Alberta Separatists Celebrate Canada Day by Wearing Different Colour of Canada
Alberta's separatist movement marked Canada Day this week by swapping its trademark red for blue, a rebrand the organizers described as a bold rejection of the country whose founding holiday they had chosen to attend.
The colour change, announced with the solemnity usually reserved for constitutional amendments, was explained as a way to distinguish true Albertans from the federalist masses. Observers noted that both groups were, in fact, standing on the same lawn eating the same grocery-store cake shaped like a maple leaf.
"We are not celebrating Canada," clarified one organizer, adjusting a blue cowboy hat purchased at a Canada Day sidewalk sale for thirty per cent off. "We are celebrating the Alberta that could exist if Canada would stop being in the way of it." Asked what that Alberta would look like, he gestured vaguely at a food truck.
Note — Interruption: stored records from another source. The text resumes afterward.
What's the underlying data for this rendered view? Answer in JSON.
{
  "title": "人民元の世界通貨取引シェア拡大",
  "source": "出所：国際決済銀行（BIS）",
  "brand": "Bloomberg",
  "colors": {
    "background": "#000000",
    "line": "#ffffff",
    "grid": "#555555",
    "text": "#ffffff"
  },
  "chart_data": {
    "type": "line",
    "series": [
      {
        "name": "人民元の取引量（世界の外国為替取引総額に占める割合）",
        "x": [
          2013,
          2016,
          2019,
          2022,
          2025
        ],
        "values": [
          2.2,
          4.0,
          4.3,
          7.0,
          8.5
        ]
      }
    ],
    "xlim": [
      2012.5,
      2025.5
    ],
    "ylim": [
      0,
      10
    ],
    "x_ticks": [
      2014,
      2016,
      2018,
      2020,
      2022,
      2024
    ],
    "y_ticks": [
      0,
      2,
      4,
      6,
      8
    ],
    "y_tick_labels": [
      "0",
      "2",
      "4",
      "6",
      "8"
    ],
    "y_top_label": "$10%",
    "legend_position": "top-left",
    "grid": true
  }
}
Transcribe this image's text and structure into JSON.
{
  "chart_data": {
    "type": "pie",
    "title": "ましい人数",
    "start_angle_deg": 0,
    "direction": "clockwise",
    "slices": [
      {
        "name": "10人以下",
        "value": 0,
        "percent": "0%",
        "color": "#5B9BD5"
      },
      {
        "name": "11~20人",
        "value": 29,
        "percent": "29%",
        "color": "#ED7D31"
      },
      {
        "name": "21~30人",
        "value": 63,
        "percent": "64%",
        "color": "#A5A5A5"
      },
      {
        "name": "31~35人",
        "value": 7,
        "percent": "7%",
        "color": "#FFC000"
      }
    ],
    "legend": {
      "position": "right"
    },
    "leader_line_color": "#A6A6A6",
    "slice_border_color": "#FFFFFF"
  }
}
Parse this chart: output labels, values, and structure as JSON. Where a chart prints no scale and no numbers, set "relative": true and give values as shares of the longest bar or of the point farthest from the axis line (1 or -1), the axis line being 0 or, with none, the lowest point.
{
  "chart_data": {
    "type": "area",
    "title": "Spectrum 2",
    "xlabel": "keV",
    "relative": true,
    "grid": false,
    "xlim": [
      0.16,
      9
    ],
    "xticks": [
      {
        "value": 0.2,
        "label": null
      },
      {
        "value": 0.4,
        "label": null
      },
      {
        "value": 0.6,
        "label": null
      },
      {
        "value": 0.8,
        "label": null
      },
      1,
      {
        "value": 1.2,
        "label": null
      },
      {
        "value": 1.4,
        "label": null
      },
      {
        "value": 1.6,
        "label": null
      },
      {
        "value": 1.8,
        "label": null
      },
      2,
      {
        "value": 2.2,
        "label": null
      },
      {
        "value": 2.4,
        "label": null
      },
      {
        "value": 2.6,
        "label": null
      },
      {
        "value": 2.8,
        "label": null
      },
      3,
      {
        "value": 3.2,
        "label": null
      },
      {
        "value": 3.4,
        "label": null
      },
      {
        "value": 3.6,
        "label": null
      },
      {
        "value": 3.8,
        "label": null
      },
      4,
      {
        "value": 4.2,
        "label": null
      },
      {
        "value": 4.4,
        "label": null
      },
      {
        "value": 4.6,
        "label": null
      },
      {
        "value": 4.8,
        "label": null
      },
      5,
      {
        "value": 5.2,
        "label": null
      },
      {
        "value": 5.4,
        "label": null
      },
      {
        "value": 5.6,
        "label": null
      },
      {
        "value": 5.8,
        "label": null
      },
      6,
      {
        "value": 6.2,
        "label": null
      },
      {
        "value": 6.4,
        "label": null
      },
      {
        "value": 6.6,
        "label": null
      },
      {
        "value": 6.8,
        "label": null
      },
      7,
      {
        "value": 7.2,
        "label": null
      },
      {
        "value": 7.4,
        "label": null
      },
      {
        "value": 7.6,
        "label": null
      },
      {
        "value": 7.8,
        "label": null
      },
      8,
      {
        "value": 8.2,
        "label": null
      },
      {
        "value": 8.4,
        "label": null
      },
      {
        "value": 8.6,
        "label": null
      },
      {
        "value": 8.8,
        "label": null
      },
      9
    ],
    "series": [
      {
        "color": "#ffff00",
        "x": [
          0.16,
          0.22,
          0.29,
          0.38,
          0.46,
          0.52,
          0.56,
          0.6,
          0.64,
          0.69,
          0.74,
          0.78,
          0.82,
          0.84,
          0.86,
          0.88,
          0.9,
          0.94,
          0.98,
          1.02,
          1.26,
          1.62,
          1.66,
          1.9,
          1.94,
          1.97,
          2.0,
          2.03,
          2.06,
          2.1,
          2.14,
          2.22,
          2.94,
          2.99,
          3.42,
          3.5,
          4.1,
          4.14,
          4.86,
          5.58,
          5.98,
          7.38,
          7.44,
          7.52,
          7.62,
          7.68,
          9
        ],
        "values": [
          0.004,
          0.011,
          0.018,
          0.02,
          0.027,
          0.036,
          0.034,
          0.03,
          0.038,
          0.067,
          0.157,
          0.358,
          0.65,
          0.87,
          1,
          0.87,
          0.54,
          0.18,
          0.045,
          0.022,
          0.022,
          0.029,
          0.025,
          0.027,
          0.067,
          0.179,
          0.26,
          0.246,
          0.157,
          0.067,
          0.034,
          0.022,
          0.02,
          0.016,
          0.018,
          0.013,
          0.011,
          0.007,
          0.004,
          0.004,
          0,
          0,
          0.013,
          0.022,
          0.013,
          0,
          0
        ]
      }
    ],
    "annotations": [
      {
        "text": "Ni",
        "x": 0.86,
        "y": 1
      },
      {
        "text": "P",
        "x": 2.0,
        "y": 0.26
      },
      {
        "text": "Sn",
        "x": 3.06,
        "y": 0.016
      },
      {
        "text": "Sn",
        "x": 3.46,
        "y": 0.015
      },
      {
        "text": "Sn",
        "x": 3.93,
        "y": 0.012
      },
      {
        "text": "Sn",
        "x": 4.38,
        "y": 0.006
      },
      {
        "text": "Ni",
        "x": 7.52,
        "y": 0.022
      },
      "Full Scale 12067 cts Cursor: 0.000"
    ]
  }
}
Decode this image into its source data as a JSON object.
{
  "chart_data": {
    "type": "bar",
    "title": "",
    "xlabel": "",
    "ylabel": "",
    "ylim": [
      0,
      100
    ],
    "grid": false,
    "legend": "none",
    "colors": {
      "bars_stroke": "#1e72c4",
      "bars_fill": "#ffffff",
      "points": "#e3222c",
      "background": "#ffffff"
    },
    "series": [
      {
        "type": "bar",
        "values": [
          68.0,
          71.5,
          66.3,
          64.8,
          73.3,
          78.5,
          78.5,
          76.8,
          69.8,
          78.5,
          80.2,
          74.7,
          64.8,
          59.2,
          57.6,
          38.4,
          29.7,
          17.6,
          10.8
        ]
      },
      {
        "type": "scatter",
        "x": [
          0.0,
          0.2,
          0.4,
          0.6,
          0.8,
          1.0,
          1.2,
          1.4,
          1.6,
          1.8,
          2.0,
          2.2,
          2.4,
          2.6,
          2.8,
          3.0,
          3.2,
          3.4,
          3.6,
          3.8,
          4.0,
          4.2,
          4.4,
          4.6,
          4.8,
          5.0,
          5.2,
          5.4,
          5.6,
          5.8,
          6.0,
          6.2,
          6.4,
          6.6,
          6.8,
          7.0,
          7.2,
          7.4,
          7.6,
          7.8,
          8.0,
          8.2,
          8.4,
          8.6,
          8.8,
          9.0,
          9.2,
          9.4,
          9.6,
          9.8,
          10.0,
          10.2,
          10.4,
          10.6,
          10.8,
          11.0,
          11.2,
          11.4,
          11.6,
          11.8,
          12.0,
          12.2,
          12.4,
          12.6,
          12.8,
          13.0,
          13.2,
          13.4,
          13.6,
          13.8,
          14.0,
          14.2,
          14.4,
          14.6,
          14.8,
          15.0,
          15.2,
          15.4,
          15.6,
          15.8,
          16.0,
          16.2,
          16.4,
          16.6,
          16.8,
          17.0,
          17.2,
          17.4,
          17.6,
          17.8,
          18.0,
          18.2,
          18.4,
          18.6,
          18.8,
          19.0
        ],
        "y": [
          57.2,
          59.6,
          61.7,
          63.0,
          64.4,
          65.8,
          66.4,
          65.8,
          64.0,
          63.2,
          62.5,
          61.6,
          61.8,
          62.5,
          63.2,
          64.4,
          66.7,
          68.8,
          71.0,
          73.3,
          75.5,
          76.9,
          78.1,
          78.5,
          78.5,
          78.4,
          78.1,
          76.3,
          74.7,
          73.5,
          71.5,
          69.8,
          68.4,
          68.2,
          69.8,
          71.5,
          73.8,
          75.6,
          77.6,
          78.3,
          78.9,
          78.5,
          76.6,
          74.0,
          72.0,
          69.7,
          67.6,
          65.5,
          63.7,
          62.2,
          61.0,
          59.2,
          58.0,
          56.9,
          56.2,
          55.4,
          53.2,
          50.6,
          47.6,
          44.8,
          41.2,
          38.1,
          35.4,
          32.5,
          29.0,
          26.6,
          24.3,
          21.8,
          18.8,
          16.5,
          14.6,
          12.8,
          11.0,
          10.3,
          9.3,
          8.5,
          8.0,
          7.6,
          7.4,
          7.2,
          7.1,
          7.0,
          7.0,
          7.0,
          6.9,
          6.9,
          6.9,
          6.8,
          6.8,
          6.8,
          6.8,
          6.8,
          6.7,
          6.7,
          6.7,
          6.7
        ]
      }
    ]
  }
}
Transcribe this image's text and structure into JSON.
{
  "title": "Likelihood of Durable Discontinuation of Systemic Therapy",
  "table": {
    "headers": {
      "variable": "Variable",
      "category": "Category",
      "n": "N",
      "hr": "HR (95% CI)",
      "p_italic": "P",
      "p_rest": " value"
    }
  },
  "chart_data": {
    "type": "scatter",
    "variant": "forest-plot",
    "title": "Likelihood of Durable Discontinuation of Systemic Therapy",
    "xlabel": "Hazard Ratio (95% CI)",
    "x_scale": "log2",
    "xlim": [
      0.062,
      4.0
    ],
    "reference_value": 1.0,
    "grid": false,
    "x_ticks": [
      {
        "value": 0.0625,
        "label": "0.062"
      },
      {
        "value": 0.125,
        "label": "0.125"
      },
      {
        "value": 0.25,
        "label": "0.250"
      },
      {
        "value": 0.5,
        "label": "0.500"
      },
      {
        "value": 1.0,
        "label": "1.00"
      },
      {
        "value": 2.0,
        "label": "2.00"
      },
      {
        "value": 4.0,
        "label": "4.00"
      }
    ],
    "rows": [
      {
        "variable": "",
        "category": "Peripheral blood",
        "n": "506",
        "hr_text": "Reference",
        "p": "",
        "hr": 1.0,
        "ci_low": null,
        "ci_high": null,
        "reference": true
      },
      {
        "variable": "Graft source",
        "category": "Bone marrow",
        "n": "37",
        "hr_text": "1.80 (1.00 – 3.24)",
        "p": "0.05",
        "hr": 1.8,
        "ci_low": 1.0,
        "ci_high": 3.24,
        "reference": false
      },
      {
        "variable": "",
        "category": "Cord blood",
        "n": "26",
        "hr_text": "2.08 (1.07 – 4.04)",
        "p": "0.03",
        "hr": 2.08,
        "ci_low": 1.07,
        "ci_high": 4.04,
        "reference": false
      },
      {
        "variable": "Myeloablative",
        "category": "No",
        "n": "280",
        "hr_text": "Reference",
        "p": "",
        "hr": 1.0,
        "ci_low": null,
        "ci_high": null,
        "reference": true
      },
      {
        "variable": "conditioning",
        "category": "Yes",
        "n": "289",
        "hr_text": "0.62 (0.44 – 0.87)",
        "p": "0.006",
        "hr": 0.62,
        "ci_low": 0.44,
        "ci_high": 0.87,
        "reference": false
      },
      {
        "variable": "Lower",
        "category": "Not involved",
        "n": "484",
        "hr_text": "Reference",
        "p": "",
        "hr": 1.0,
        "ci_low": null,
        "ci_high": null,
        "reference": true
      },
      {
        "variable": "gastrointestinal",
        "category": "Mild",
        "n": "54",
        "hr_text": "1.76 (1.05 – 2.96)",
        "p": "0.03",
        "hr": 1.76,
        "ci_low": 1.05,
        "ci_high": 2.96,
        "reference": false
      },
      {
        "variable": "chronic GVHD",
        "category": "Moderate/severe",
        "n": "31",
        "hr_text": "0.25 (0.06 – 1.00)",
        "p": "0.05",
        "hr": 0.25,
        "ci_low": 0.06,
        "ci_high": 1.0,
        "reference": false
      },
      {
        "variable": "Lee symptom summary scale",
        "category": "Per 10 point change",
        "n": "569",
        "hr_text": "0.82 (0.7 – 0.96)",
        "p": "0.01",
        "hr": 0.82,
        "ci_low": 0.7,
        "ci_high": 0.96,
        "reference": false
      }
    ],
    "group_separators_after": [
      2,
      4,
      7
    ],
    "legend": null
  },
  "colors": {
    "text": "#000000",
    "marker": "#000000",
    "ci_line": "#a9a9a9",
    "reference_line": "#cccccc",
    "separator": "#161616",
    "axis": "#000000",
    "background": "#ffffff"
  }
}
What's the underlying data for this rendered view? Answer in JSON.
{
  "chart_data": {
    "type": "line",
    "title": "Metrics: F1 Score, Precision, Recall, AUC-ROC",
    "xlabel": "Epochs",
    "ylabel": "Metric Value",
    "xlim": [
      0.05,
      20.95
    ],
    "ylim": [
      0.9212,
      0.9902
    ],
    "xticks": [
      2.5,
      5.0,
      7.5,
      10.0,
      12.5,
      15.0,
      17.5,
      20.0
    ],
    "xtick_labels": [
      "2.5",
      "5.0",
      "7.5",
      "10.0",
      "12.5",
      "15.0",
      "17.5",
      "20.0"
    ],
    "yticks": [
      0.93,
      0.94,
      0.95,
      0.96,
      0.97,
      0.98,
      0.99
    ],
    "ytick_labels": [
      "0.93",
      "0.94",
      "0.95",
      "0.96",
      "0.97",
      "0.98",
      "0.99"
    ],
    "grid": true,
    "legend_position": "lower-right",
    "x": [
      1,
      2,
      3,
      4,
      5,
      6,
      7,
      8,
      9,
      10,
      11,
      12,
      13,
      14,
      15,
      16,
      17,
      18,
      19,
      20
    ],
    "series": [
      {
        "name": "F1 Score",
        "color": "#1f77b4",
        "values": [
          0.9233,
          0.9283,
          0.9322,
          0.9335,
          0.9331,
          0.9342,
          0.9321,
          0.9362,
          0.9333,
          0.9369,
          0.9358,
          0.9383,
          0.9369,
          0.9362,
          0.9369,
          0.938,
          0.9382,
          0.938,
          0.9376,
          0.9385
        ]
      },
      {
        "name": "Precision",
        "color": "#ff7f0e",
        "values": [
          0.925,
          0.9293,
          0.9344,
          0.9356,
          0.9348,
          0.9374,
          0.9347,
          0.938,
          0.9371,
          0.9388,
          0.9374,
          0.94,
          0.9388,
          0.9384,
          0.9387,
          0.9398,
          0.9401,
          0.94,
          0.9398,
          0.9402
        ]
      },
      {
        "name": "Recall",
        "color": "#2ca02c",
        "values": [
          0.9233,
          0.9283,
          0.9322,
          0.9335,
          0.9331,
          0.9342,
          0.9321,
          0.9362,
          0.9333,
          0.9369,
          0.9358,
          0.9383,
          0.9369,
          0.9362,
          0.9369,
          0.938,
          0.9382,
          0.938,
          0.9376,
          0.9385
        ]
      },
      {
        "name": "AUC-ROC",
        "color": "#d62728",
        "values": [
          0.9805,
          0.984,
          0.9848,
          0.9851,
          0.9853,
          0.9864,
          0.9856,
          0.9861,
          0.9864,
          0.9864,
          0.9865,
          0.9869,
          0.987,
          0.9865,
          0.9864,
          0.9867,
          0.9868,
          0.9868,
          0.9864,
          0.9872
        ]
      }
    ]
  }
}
Meanwhile in Ottawa, Prime Minister Carney used his Canada Day address to place national unity at centre stage, a phrase his staff reportedly workshopped for six days before landing on the version that sounded least like a threat. The speech thanked every province by name, lingering on Alberta the way one lingers on a cousin who has announced, again, that they are moving out.
By sundown, the separatists had folded up their blue banners, loaded them into trucks registered in Alberta, insured in Alberta, and fuelled with gas taxed by Ottawa, and driven home along a Trans-Canada Highway they insist should be renamed.
Organizers say next year's colour will be teal, pending a naming committee.